Zaman zaman bölüp ayrıştıran bir üslup kullandığı, hakarete varan ağır eleştiriler ile muhalefete yüklendiği sözleri nedeniyle sıkça eleştirse de milli ve muhafazakâr değerleri her şeyin önünde tutan insanların, bu sözleri hiç yadırgamadığı ortada. Onlar için asıl söz icraat, ardından da milli ve manevi değerler…
Bugün Ak Parti iktidarının eli çok güçlü, 21 yılda ortaya konulan eserler, Milli Savunma sanayinde ulaşılan nokta ve sağlık reformu gibi birçok alanda insanlar, memnuniyetini sandığa yansıtmaya devam ediyor. Daha doğrusu halkımızın büyük bir kısmı AK Parti’den değil, Recep Tayyip Erdoğan’dan memnun. Erdoğansız bir Ak Parti’yi düşünmek dahi istemiyorlar.

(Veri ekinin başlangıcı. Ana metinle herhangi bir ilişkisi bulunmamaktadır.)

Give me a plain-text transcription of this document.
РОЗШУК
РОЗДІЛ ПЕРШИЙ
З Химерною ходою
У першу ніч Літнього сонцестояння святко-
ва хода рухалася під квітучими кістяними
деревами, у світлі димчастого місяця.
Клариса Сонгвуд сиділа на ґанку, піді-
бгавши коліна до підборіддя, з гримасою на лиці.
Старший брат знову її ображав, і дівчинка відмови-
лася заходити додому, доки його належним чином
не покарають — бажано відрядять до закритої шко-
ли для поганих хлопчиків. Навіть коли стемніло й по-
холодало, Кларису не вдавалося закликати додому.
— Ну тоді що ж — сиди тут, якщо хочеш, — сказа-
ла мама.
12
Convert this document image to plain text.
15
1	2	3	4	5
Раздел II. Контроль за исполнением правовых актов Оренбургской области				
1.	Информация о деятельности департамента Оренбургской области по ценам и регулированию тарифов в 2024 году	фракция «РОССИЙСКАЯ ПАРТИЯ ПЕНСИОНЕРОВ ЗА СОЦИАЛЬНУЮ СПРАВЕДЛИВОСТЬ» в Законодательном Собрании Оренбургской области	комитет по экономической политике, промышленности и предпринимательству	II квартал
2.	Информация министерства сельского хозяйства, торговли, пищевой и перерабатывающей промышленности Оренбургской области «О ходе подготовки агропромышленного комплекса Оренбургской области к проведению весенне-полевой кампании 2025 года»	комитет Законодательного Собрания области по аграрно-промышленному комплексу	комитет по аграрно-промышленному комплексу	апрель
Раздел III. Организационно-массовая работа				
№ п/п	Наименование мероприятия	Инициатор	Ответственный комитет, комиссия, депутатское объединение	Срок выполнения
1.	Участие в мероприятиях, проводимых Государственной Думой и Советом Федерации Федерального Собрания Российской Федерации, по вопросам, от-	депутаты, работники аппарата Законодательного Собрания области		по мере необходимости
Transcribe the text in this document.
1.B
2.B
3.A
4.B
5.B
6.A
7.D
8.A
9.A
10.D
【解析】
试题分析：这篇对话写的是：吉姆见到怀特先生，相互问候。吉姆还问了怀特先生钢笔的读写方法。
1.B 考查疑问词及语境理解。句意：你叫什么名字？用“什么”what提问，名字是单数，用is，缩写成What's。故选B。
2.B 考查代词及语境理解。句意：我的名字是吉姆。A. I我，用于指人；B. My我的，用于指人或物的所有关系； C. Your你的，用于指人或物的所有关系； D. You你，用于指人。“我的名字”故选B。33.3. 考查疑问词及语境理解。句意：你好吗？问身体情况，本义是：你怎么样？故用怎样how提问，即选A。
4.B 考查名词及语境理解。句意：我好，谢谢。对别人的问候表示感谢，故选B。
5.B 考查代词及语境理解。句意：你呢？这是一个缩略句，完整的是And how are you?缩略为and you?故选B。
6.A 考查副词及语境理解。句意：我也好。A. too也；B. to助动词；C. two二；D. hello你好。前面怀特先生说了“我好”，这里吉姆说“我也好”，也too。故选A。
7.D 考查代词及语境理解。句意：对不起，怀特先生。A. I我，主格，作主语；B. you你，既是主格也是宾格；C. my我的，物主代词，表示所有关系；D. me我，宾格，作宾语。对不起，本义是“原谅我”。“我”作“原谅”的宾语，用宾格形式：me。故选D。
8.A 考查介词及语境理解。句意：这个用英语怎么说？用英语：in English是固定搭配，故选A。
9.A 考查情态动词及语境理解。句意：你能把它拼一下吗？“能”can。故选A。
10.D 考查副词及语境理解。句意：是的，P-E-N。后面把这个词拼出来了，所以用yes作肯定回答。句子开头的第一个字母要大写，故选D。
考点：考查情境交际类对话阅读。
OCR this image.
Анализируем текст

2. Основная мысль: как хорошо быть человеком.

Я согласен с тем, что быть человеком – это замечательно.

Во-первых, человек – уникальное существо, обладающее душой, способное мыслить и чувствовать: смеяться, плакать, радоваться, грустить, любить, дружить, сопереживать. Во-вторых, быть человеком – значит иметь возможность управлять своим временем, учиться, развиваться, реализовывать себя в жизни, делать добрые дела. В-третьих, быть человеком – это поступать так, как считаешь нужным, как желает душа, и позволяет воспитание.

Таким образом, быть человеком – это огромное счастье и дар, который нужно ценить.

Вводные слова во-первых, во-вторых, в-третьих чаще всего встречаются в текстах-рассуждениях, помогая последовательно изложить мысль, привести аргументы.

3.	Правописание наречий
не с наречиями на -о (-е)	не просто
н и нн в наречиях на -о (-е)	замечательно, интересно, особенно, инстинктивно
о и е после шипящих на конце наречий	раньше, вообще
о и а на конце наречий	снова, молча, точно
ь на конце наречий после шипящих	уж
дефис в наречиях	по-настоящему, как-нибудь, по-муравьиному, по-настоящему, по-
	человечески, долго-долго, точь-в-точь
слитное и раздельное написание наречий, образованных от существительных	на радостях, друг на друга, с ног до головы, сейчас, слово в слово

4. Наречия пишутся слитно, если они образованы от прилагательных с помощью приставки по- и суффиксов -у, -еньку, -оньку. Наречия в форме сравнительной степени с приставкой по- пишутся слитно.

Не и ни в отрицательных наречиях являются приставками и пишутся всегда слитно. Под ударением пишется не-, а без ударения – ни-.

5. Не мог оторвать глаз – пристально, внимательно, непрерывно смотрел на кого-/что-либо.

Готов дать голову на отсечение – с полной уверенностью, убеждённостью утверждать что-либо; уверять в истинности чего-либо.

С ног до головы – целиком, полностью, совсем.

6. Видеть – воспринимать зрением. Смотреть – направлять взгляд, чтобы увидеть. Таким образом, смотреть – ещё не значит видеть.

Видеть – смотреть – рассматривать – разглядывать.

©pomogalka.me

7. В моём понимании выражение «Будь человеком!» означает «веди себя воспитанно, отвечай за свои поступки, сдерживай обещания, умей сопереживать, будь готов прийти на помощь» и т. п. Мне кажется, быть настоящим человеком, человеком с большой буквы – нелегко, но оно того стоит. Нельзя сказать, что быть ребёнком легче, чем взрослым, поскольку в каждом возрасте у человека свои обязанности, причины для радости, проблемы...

Şimdi gelelim asıl konuya, Millet İttifakı adayı Kemal Kılıçdaroğlu’nun Erdoğan’a rakip olup olamayacağı hala ciddi bir tartışma konusu. AK Parti nasıl ki Erdoğan sayesinde ayaktaysa, AK Parti’de bugün CHP sayesinde ayakta. Ak Parti iktidarını güçlü kılan en büyük sebep, Cumhuriyet Halk Partisi Genel Başkanı Kılıçdaroğlu ve yürüttüğü siyasi anlayıştır. Cumhurbaşkanlığı noktasında Erdoğan’ın değişmesini isteyen büyük bir kitle ve bu kitleyi temsil eden siyasi parti liderleri, muhalefetin en çok oy oranına sahip partisi olan CHP’nin etrafında toplanmış durumda. Ama ortak aday konusunda Kılıçdaroğlu’nun şahsi hırsı ile kendini 6’lı masaya kabul ettirmesi, aynı durumun vatandaşa sirayet edeceği anlamına gelmiyor. İYİ Parti Lideri Meral Akşener’i masadan kaldıran “Zoraki Adaylık” hususunda kamuoyunu, kamuoyu yoklamalarını, anketleri ve analizleri görmezden gelmek, sadece şahsi hırsla tabir edilebilir.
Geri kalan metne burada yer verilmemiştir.